Она — это понятно кто. Страшная или нет, с косой или без, она придет ко всем. В очень хорошем романе Мюриэл Спарк "Memento mori" пожилым людям — мужчинам и женщинам — звонит по телефону неизвестный и со­общает: помните, что Вас ждет смерть. Они пугаются, они обращаются в полицию; они считают, что кто-то скверно, жестоко шутит. Когда выясня­ется, что телефонные голоса к тому же у всех разные, они решают, что "здесь действует целая банда". И только одна старая дама отвечает на зво­нок не страхом или руганью, а, что называется, по существу: "Боже мой, — сказала она, — последние тридцать лет, если не больше, я то и дело об этом припоминаю.
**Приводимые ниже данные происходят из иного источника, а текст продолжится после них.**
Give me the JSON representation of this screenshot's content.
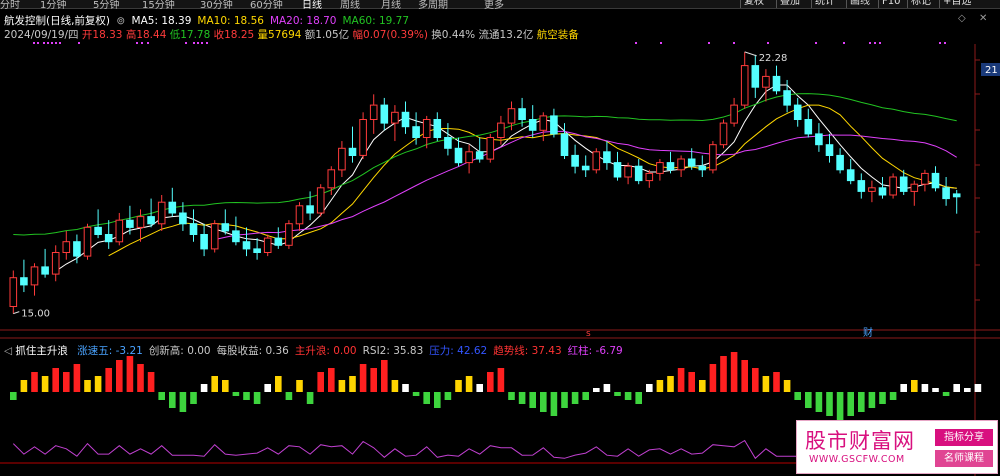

Кое-чего я не помню, мне ведь все-таки восемьдесят шесть лет. Но о смерти своей не забываю, когда бы она ни пришла". "Рад слышать, — сказал тот. — Пока что до свидания"[48].

Помнить о старости и смерти стоит не для того, чтобы бояться, а для того, чтобы ценить свою единственную жизнь с ее бесконечными возможностя­ми — и не утрачивать во всех ее передрягах чувство благодарности. Ка­жется, женщинам это дается немного проще, даже молодые и полные жиз­ни готовы об этом говорить и думать. И покойников женщины боятся меньше: кто, по деревенскому обычаю, их обмывал и обряжал? И само сло­во женского рода. Спросите у Бабы-яги, почему, — она знает.

Страшно, конечно, а помнить надо, хотя бы время от времени, и не только о той, главной, но и о ее "младших сестрах". Сколько всего заканчивается навсегда, сколько прощаний ожидает нас на пути — и как важно отдать им положенную дань и все-таки двигаться дальше. Кстати, почему гово­рят: "Это мне так нравится, просто умираю"? Почему "до смерти хочется"? Не задумывались ли вы о том, почему в народных песнях так много само­убийств — и все больше покинутые девицы: "И остались бедной смех людской да прорубь"... "Пойду я в лес высокий, где реченька течет, она меня, глубокая, всегда к себе возьмет"... И так далее, и так далее. Может, деревенские девушки и правда легко расставались с жизнью? Но кажется, дело не в этом. Все-таки поэзия — не криминальная хроника, что-то здесь другое.